Biography
Anujan Ezhikode was raised in a rural community, in India, where all aspects of daily life were intertwined with religious and folk rituals, which combined music, dance, theater, and visual art. This experience was further augmented by his training in the classical theater arts at the Kerala State Academy of Arts (the Kerala Kalamandalam). This background of vibrant color, movement, and images distilled in him and still appears as a constant residue in his work. Some opportunities that helped grow his artistic aesthetic in the US were a “Diverse Forms Artists Projects Regional Initiative Grant”, a “Project Studio Program Residency at Painting Space 122”, an installation for the “Mid-Manhattan library Art in Windows series” and a “Manhattan Graphics Center Fall Printmaking Scholarship”.
In 2009, he was one of six artists whose work and words were featured in an audio, video, and live presentation for the National Day of Listening at the NYPL on Fifth Avenue. The interview material is archived at the Library of Congress. In 2010, his solo show “Journey Through Broken Bubbles” was held at the UUFH Gallery in Huntington, NY and he was the featured artist at the Brooklyn Waterfront Artists Coalition’s show “Lineage” where he presented an installation, print and painting project, “Transparent Space”. Among the many exhibits he participated in 2011 were the Brooklyn Waterfront Artists Coalition’s show “Wide Open 2” juried by Nathan Trotman, curator, Solomon R.Guggenheim Museum and the Newark Annual Arts Festival’s Invitational Artist Exhibition “ IRONBOUND UNBOUND #2”.

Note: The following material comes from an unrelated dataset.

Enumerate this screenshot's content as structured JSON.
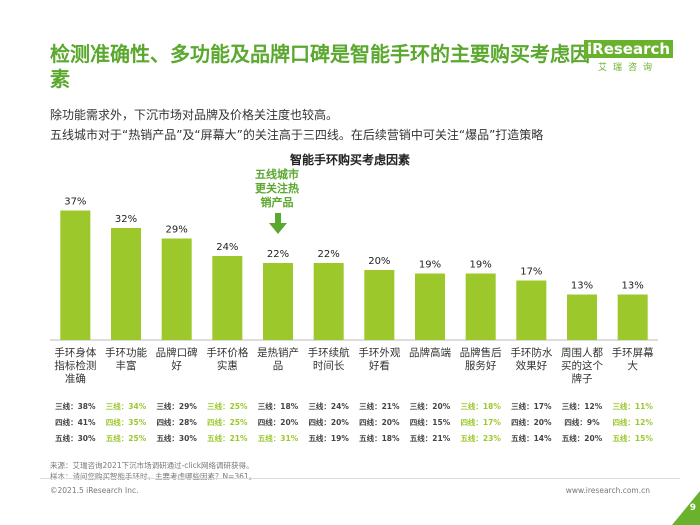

He has exhibited widely at museums, galleries, universities, and libraries among them the Queens Museum of Art, Islip Art Museum, the Hammond Museum, JCAL, the Aicon Gallery, The Guild Art Gallery, the Twelve Gates Art Gallery in Philadelphia, the Visual Arts Center of New Jersey, and the galleries at University of Connecticut, Penn College, and Stony Brook University.
Statement
My work deals with cultural identity, displacement and memory. I am reinterpreting that familiar place which overtime can’t help but be altered and reimagined. As the past unwinds, there is a longing to reconnect. Connections once broken become retied and memories long hidden resurface. Color, images, and time all intersect with an absence of boundaries.
My earliest influences of Indian temple arts, folk and religious rituals, and classical music and dance fuels the narrative in my work. All of these art forms, especially my theatrical training, taught me the importance of having movement, light, and color in my visual vocabulary.
By using materials that also have history, whether layering image over image, working with recycled paper, found materials, or borrowed fabrics each contributes, in its own way, to this idea of the past unraveling. They bring an already existing personal imprint.
Flow and fragmentation, obscuring and revealing; my work explores the way we are confronted by a world that seems veiled to us. Words and images are hidden. We are well aware of what lies behind the curtain; it is part of our memory. You can walk through it, it is always visible…you are only adding your own new layers, one at a time.